Application Programming interface (“API”) enabling the creation of insights-driven offerings as they integrate data from multiple sources. Blockchain technology provides the advantage of secured data management across multiple interfaces and stakeholders without loss of integrity. Tyche is an interactive platform that allows casualty underwriters to assess casualty risk by blending risk-relevant, open data with machine learning. Improved business outcomes in customer experience, cost optimization, operational efficiencies, market competitiveness and newer business models profoundly impacted by Artificial Intelligence (“AI”) and automation.
However, at home workers using unsecured technology devices and home Wi-Fi networks increased the likelihood of cyberattacks, potentially triggering an avalanche of standalone cyber insurance claims. Increased bankruptcy risks also affect the trade credit line of insurance, which protects against the non-payment of outstanding debt.
Further, in the wake of COVID-19 pandemic and its subsequent economic impact on liquidity and cash flows in the Indian banking sector, regulator IRDAI has decided to examine the feasibility of introducing surety bonds by insurance companies for road contracts in the country on request of Ministry of Road Transport and Highways. Currently, surety bond for contractors is not being offered by insurance companies in the Indian market. The insurance legal and regulatory framework does not permit underwriting of bonds that guarantee performance and bid securities as they are financial instruments and not conventional insurance products. The IRDAI has set up a panel to study the legal framework and suitability of the Indian insurance industry or any other sector to offer such bonds.

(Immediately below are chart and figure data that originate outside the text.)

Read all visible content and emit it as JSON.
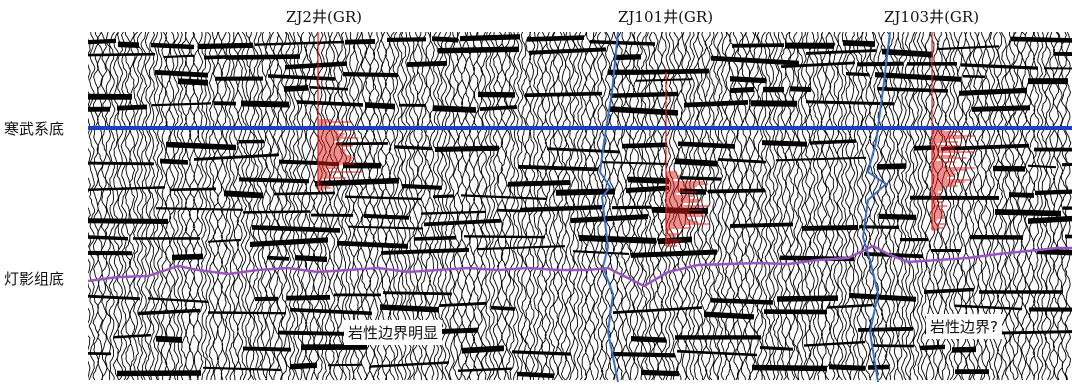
{
  "wells": [
    {
      "label": "ZJ2井(GR)"
    },
    {
      "label": "ZJ101井(GR)"
    },
    {
      "label": "ZJ103井(GR)"
    }
  ],
  "horizons": [
    {
      "label": "寒武系底",
      "color": "#1f3fbf"
    },
    {
      "label": "灯影组底",
      "color": "#9b55c0"
    }
  ],
  "annotations": [
    {
      "text": "岩性边界明显"
    },
    {
      "text": "岩性边界?"
    }
  ],
  "colors": {
    "seismic": "#000000",
    "gr_log": "#e0201c",
    "well_path": "#3a6fc6",
    "cambrian_base": "#1f3fbf",
    "dengying_base": "#9b55c0"
  }
}
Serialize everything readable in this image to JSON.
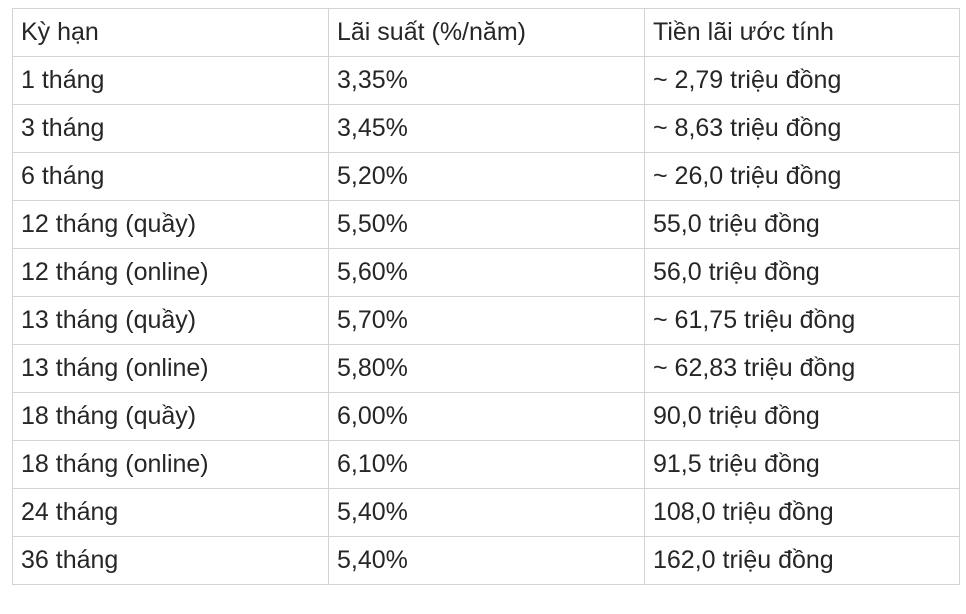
{
  "table": {
    "headers": [
      "Kỳ hạn",
      "Lãi suất (%/năm)",
      "Tiền lãi ước tính"
    ],
    "rows": [
      [
        "1 tháng",
        "3,35%",
        "~ 2,79 triệu đồng"
      ],
      [
        "3 tháng",
        "3,45%",
        "~ 8,63 triệu đồng"
      ],
      [
        "6 tháng",
        "5,20%",
        "~ 26,0 triệu đồng"
      ],
      [
        "12 tháng (quầy)",
        "5,50%",
        "55,0 triệu đồng"
      ],
      [
        "12 tháng (online)",
        "5,60%",
        "56,0 triệu đồng"
      ],
      [
        "13 tháng (quầy)",
        "5,70%",
        "~ 61,75 triệu đồng"
      ],
      [
        "13 tháng (online)",
        "5,80%",
        "~ 62,83 triệu đồng"
      ],
      [
        "18 tháng (quầy)",
        "6,00%",
        "90,0 triệu đồng"
      ],
      [
        "18 tháng (online)",
        "6,10%",
        "91,5 triệu đồng"
      ],
      [
        "24 tháng",
        "5,40%",
        "108,0 triệu đồng"
      ],
      [
        "36 tháng",
        "5,40%",
        "162,0 triệu đồng"
      ]
    ]
  }
}
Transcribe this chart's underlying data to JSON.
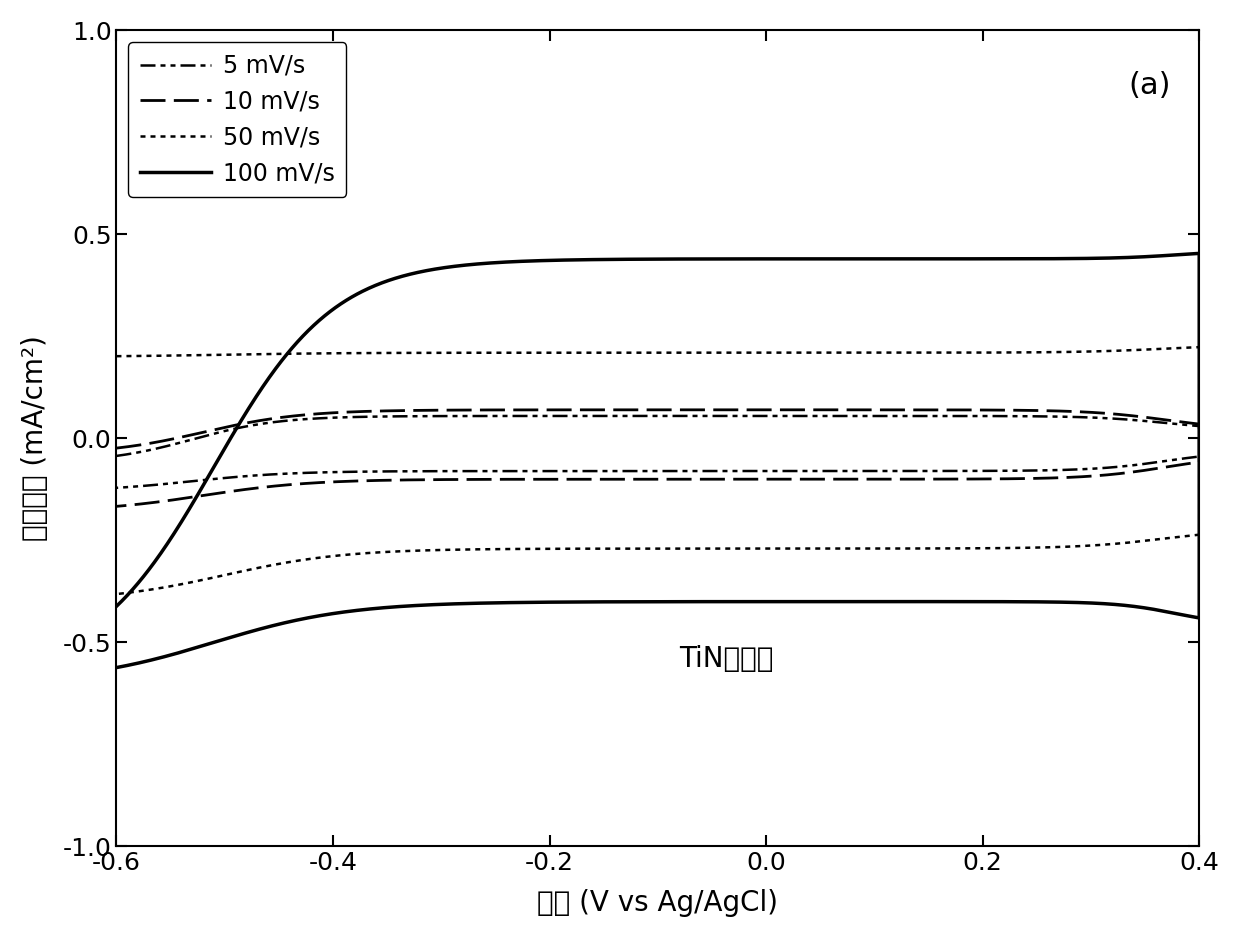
{
  "title": "(a)",
  "xlabel": "电压 (V vs Ag/AgCl)",
  "ylabel": "电流密度 (mA/cm²)",
  "annotation": "TiN单电极",
  "xlim": [
    -0.6,
    0.4
  ],
  "ylim": [
    -1.0,
    1.0
  ],
  "xticks": [
    -0.6,
    -0.4,
    -0.2,
    0.0,
    0.2,
    0.4
  ],
  "yticks": [
    -1.0,
    -0.5,
    0.0,
    0.5,
    1.0
  ],
  "background_color": "#ffffff",
  "legend_entries": [
    "5 mV/s",
    "10 mV/s",
    "50 mV/s",
    "100 mV/s"
  ]
}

Insurance organizations are determining the best possible strategy to mitigate the impact of COVID-19. Further, life, annuities and retirement sectors will be greatly affected by environmental factors, urbanisation and changing consumer behaviours. Levers such as customer experience, capital impact, revenue impact, liability exposure, regulations and government directives are taken into consideration to determine which business services need to be prioritized to overcome the impact of COVID-19. In addition, the actions that insurers choose to take will depend not only on their national or regional markets, but also on their strategic intent, core capabilities, availability of talent, capital and organizational culture.